Он всматривался в нее, словно она была видением, которое он пытался рассмотреть четче.
— Если не принимать во внимание тот факт, что характеристические значения по своей природе являются нулями некоего уравнения, — мягко подсказал он.
—Также существует эта...ость реальности, — потом она вспоминала, что на самом деле сказала: «Rückgrat von Wirklichkeit».
— Хотя элементы Консервативного оператора могут быть комплексными величинами, характеристические значения реальны. Нули æ-функции, расположенные вдоль Вещественной части = ½, симметричны действительной оси, так что...
Она замешкалась. Сейчас она видела это так четко.
— Давайте рассмотрим одну идею, — сказал Гильберт. — Об этом поговорим позже.
Но вскоре после этого ей пришлось покинуть Геттинген, и у них больше никогда не было возможности поговорить. С годами ее воспоминания о Гильберте померкли, ее слова, слова феи в душе, были слишком игривы, чтобы с их помощью сформулировать официальное утверждение или получить статус полностью квалифицированной Музы.

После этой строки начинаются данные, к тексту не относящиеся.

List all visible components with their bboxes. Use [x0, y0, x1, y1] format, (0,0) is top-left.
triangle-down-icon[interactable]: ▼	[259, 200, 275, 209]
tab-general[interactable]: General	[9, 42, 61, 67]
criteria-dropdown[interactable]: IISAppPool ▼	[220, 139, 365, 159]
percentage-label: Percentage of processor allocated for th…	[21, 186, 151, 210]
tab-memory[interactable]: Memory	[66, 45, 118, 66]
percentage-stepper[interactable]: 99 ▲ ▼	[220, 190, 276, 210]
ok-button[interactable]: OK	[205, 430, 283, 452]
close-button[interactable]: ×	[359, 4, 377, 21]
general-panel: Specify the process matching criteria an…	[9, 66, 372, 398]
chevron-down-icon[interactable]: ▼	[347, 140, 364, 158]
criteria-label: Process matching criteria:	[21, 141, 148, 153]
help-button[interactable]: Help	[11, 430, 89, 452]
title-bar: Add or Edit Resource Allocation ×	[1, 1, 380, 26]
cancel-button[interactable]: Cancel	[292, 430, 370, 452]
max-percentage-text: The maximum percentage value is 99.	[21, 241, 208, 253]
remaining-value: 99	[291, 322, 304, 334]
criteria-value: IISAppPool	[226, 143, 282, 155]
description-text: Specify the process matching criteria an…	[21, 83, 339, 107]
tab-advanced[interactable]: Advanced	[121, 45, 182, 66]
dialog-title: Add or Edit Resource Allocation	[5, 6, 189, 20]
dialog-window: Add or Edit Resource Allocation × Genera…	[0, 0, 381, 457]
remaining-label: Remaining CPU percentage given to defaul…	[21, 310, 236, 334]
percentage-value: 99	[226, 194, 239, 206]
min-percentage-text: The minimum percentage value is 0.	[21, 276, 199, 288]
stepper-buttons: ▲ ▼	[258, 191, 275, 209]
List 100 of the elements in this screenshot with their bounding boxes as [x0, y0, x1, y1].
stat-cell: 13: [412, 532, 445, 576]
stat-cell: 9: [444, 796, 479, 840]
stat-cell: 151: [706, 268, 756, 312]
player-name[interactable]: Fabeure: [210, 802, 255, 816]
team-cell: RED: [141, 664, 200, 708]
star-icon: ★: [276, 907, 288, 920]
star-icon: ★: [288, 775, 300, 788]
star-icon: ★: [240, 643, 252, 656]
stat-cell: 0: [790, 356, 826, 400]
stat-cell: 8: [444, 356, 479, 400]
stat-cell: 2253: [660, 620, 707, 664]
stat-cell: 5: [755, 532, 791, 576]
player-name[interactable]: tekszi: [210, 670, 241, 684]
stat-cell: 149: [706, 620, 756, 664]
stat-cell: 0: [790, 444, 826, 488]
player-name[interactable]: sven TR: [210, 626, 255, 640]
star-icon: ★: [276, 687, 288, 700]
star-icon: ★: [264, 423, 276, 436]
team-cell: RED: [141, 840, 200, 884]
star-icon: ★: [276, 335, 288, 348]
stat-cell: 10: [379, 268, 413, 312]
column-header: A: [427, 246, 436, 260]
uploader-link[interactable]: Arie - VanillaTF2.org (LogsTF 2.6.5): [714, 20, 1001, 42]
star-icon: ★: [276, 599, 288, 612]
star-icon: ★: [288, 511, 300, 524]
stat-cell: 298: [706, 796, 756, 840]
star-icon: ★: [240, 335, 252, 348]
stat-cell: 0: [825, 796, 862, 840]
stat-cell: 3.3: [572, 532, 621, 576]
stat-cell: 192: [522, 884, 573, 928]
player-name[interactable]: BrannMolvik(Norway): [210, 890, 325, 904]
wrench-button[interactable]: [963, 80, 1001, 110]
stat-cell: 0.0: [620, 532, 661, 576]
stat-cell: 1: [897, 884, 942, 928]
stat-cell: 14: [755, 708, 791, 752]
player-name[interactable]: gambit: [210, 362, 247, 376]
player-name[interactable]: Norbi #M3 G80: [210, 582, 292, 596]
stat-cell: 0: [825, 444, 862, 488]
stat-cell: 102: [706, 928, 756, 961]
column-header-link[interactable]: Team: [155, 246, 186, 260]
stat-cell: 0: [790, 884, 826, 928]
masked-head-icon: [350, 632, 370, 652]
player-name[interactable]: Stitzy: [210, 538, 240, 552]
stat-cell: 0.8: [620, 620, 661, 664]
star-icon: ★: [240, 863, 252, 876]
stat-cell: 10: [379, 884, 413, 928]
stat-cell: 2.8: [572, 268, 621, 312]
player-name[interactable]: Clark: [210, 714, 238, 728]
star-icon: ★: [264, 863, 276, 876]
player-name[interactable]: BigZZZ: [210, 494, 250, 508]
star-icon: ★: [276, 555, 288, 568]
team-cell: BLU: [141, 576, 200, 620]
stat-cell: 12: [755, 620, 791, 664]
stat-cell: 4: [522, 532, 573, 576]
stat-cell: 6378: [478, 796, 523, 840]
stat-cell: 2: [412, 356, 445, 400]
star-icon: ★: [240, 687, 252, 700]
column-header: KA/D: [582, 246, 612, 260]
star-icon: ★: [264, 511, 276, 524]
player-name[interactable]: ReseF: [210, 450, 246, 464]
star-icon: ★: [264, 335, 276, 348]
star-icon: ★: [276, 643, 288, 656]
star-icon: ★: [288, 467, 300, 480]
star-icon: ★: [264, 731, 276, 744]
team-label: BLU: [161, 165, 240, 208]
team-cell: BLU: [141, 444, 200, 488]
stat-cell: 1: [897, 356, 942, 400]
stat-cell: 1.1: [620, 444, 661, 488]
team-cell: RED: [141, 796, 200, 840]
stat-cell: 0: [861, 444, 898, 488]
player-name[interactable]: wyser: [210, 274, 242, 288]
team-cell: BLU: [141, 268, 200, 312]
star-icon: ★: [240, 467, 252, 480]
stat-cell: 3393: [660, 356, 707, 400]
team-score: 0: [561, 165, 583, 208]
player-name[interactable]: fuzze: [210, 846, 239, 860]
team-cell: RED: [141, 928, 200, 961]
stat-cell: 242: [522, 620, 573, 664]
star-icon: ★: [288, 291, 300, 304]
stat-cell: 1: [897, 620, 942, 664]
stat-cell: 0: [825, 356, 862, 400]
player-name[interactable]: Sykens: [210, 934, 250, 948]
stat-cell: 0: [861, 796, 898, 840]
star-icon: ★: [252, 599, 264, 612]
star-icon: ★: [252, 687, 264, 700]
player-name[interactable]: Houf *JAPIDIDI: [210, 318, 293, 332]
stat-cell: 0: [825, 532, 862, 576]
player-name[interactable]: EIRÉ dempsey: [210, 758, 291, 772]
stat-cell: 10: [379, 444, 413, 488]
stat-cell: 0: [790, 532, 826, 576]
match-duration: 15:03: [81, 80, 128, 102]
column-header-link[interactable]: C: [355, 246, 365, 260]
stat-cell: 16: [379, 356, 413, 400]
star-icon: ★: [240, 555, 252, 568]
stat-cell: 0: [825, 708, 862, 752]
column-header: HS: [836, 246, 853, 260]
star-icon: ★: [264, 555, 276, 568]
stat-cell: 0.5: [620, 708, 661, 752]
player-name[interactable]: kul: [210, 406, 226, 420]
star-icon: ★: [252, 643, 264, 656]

А сама идея вскоре переросла в знаменитую Гипотезу Гильберта-Пойи.
Однажды утром Лью зашел в зал для завтраков на Чанкстон-Кресчент и увидел там инспектора Венса Эйкрома — подобно ангелу он предстал в первых лучах, проникавших сквозь витражный купол, неумолимо поглощая Полный Английский Завтрак, здесь модифицированный в соответствии с Пифагорейской диетой, включая подделки сосисок, копченого лосося и сельди, омлеты, жареную картошку, жареные помидоры, овсяную кашу, сдобные булочки с изюмом, караваи, пшеничные лепешки и буханки разных форматов. Прислужники в мантиях незаметно крались от столов к огромной кухне и обратно с жестянками для чая, супницами и подносами. У некоторых было мистическое выражение лица. Любители долго поспать мелькали пятками в сандалиях, пытаясь избежать встречи с Инспектором, предпочитали есть быстро, а не соревноваться с его абсолютно правомочной ненасытностью.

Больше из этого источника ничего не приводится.